With the specifics of a Green New Deal finally coming together, there’s an increasingly mainstream vision that was unthinkable just a year or so ago: The United States should have an entirely carbon neutral economy by 2030.

A carbon-free economy is a taller task than even most activists realize, and recent reports indicate that the Green New Deal may allow for some fossil fuel use to continue — perhaps along with carbon removal technology. Still, making the country carbon neutral is a huge undertaking. It would mean rapidly decarbonizing our power generation, which currently makes up about a quarter of our emissions, and phasing out oil use from cars, trucks, boats, and aircraft, which makes up almost a third. And it would mean plenty of things people usually don’t talk about, like finding alternatives to fossil fuel-based fertilizers and finding new processes for cement production. It’s a total overhaul of our entire economy on an emergency timescale. It’s exactly what science says must happen.

Assembling this vision was the easy part, though it’s still definitely an ongoing fight. For the Green New Deal to go into effect, it has to become law.

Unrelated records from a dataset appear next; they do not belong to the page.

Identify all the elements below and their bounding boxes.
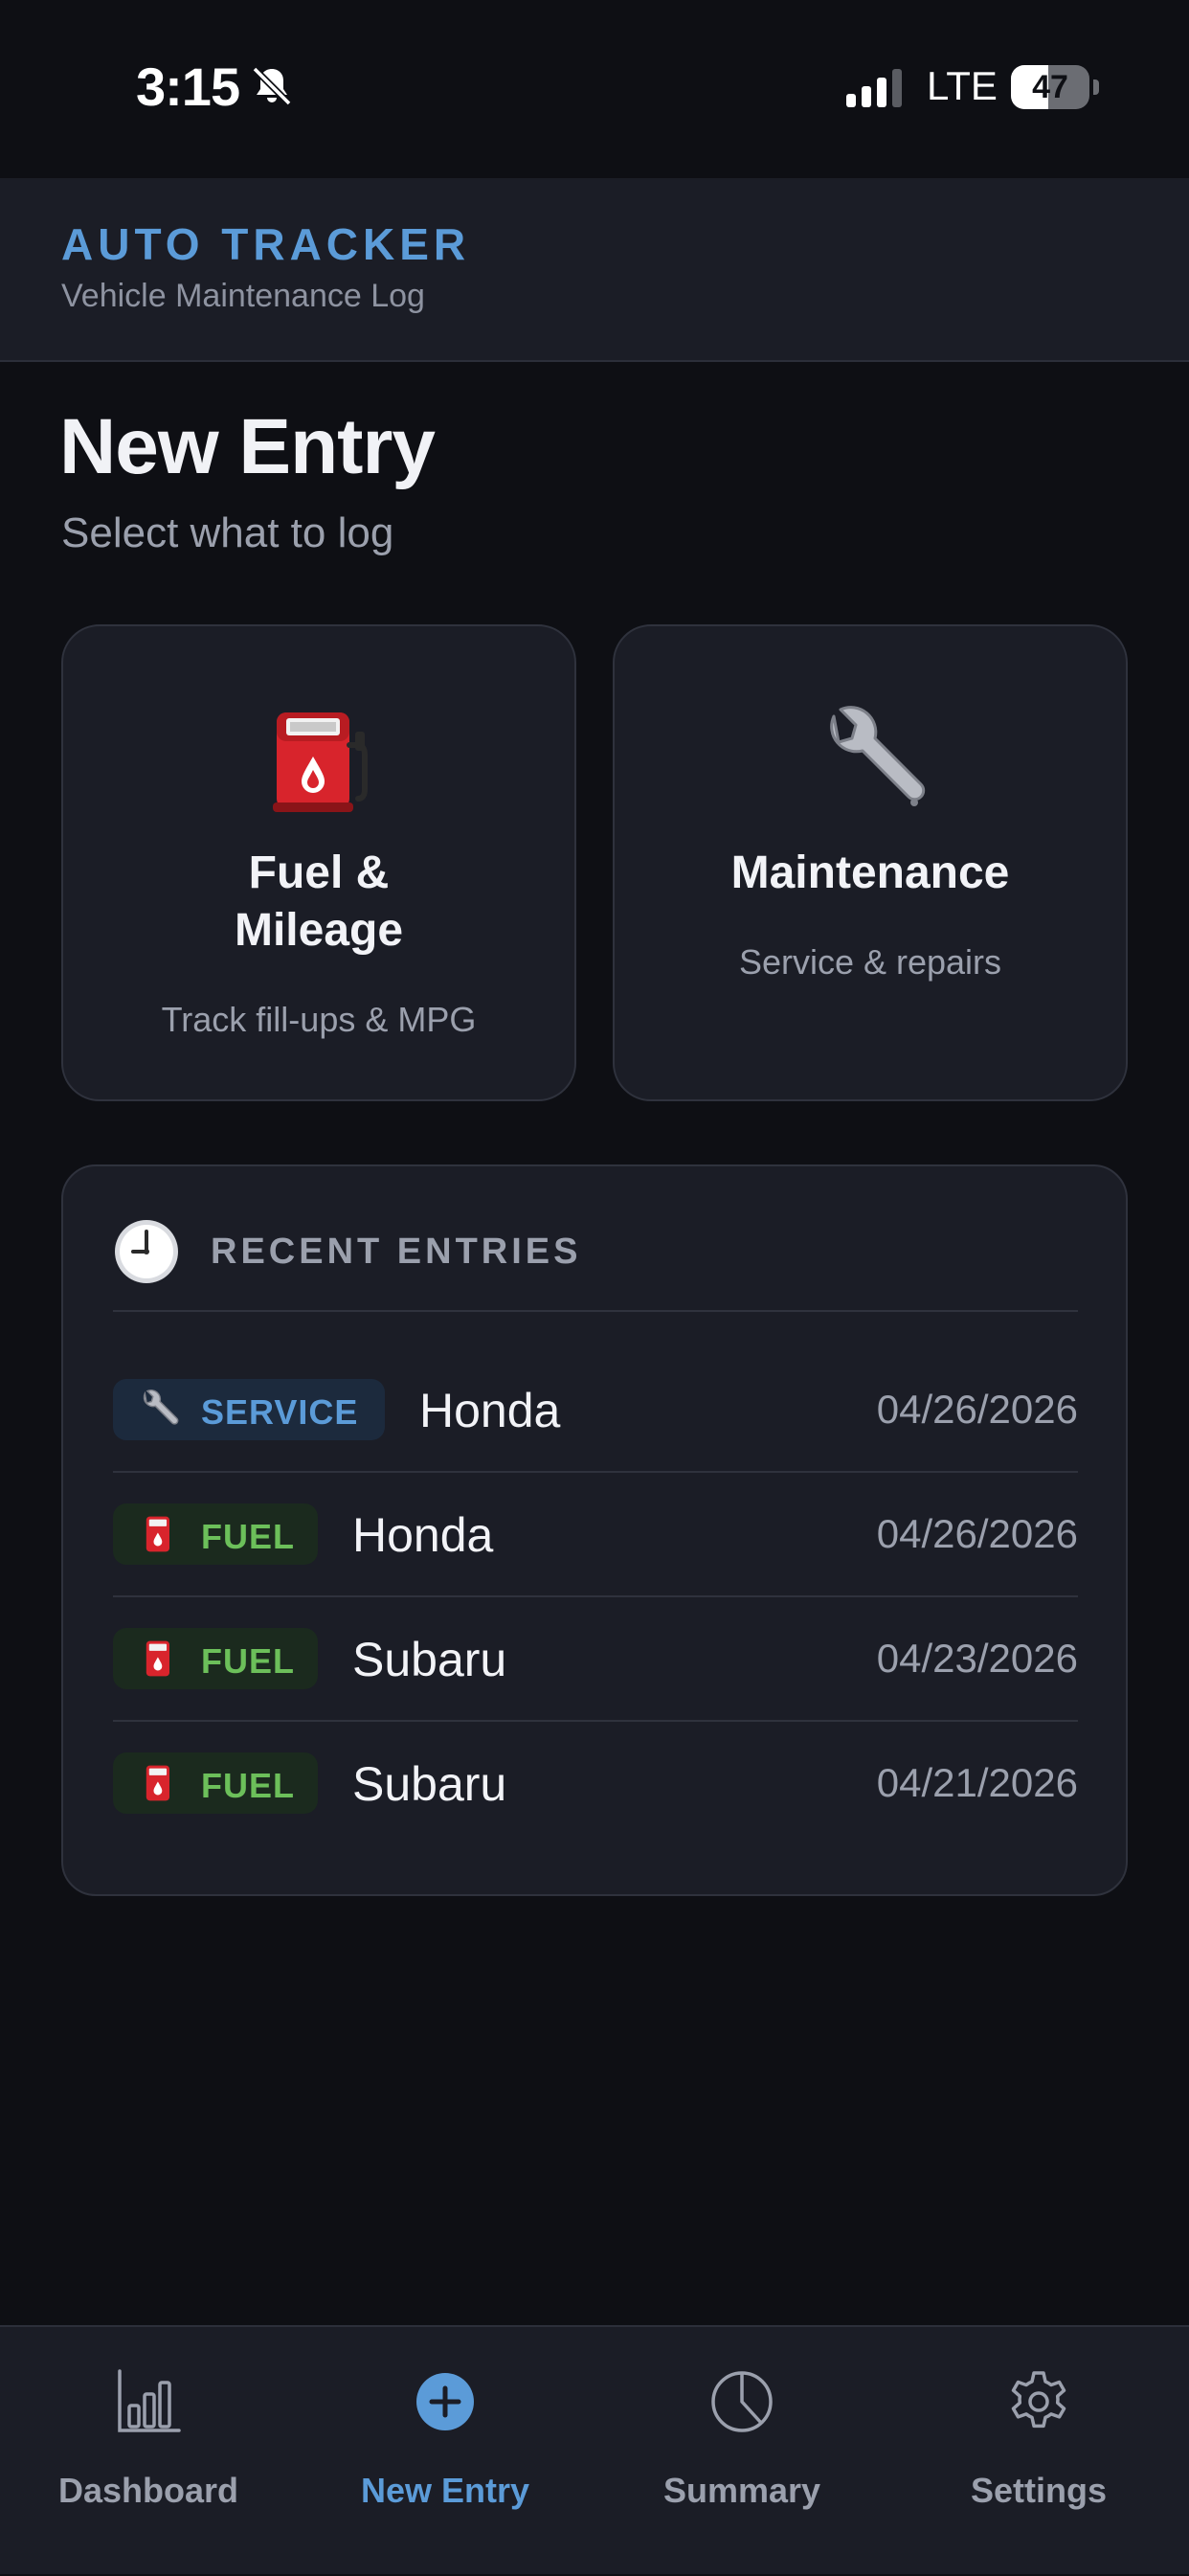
cellular-signal-icon — [846, 69, 902, 107]
fuel-card-title-line2: Mileage — [234, 905, 404, 956]
app-subtitle: Vehicle Maintenance Log — [61, 278, 425, 314]
tab-settings[interactable]: Settings — [890, 2327, 1187, 2576]
tab-label: Dashboard — [57, 2471, 239, 2510]
wrench-icon — [143, 1389, 179, 1425]
tab-label: New Entry — [360, 2471, 530, 2510]
fuel-pump-icon — [146, 1765, 169, 1801]
status-bar: 3:15 LTE 47 — [0, 0, 1189, 178]
battery-cap — [1093, 79, 1099, 95]
clock-icon — [115, 1220, 178, 1283]
maintenance-card-description: Service & repairs — [738, 942, 1002, 982]
fuel-pump-icon — [146, 1516, 169, 1552]
entry-row[interactable]: FUEL Subaru 04/23/2026 — [113, 1597, 1078, 1722]
page-title: New Entry — [59, 403, 436, 490]
page-subtitle: Select what to log — [61, 509, 394, 556]
gear-icon — [1011, 2371, 1066, 2429]
fuel-card-title-line1: Fuel & — [248, 847, 390, 898]
entry-date: 04/26/2026 — [876, 1511, 1078, 1556]
fuel-mileage-card[interactable]: Fuel & Mileage Track fill-ups & MPG — [61, 624, 576, 1101]
entry-type-badge-fuel: FUEL — [113, 1503, 318, 1565]
entry-type-label: FUEL — [201, 1517, 295, 1556]
entry-vehicle: Subaru — [352, 1757, 507, 1811]
entry-date: 04/21/2026 — [876, 1760, 1078, 1805]
fuel-pump-icon — [273, 712, 368, 812]
fuel-pump-icon — [146, 1640, 169, 1677]
recent-entries-panel: RECENT ENTRIES SERVICE Honda 04/26/2026 … — [61, 1164, 1128, 1896]
entry-row[interactable]: FUEL Subaru 04/21/2026 — [113, 1722, 1078, 1846]
entry-type-badge-fuel: FUEL — [113, 1752, 318, 1814]
battery-percent: 47 — [1032, 69, 1068, 105]
entry-date: 04/23/2026 — [876, 1636, 1078, 1681]
bottom-tab-bar: Dashboard New Entry Summary Settings — [0, 2325, 1189, 2574]
entry-date: 04/26/2026 — [876, 1387, 1078, 1432]
tab-summary[interactable]: Summary — [594, 2327, 890, 2576]
maintenance-card[interactable]: Maintenance Service & repairs — [613, 624, 1128, 1101]
recent-divider — [113, 1310, 1078, 1312]
entry-type-badge-service: SERVICE — [113, 1379, 385, 1440]
bar-chart-icon — [118, 2369, 181, 2432]
entry-row[interactable]: SERVICE Honda 04/26/2026 — [113, 1348, 1078, 1473]
pie-chart-icon — [711, 2371, 773, 2432]
entry-type-label: SERVICE — [201, 1392, 359, 1432]
network-type-label: LTE — [927, 63, 998, 108]
tab-label: Settings — [970, 2471, 1107, 2510]
maintenance-card-title: Maintenance — [730, 847, 1010, 898]
wrench-icon — [830, 706, 926, 806]
entry-vehicle: Subaru — [352, 1633, 507, 1686]
entry-type-label: FUEL — [201, 1641, 295, 1681]
entry-row[interactable]: FUEL Honda 04/26/2026 — [113, 1473, 1078, 1597]
battery-indicator: 47 — [1011, 65, 1099, 109]
entry-vehicle: Honda — [352, 1508, 494, 1562]
recent-entries-title: RECENT ENTRIES — [211, 1232, 582, 1272]
status-time: 3:15 — [136, 56, 240, 117]
plus-circle-icon — [416, 2373, 474, 2430]
tab-label: Summary — [662, 2471, 821, 2510]
app-header: AUTO TRACKER Vehicle Maintenance Log — [0, 178, 1189, 362]
entry-type-badge-fuel: FUEL — [113, 1628, 318, 1689]
fuel-card-description: Track fill-ups & MPG — [161, 1000, 477, 1039]
bell-muted-icon — [252, 66, 292, 106]
tab-dashboard[interactable]: Dashboard — [0, 2327, 297, 2576]
tab-new-entry[interactable]: New Entry — [297, 2327, 594, 2576]
entry-vehicle: Honda — [419, 1384, 561, 1437]
entry-type-label: FUEL — [201, 1766, 295, 1805]
app-title: AUTO TRACKER — [61, 219, 471, 269]
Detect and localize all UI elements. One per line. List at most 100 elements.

Last week, the Atlantic’s Robinson Meyer had a daunting piece that put this process in stark perspective.

To get a Green New Deal, Meyer said, Democrats must win the White House and the Senate, retain the House, change the rules of the Senate to allow bold legislation to pass with a simple majority, and maybe even add a few more states (like D.C. or Puerto Rico) to the union to account for moderate Democrats who won’t be swayed.

After all that, Meyer still gives reason for hope: “If the past few years have shown anything, it’s that the unlikely, the aggressive, and the unprecedented can come to pass.”

Our time demands courage, and we’re now starting to understand the specifics of what we’re being asked to do.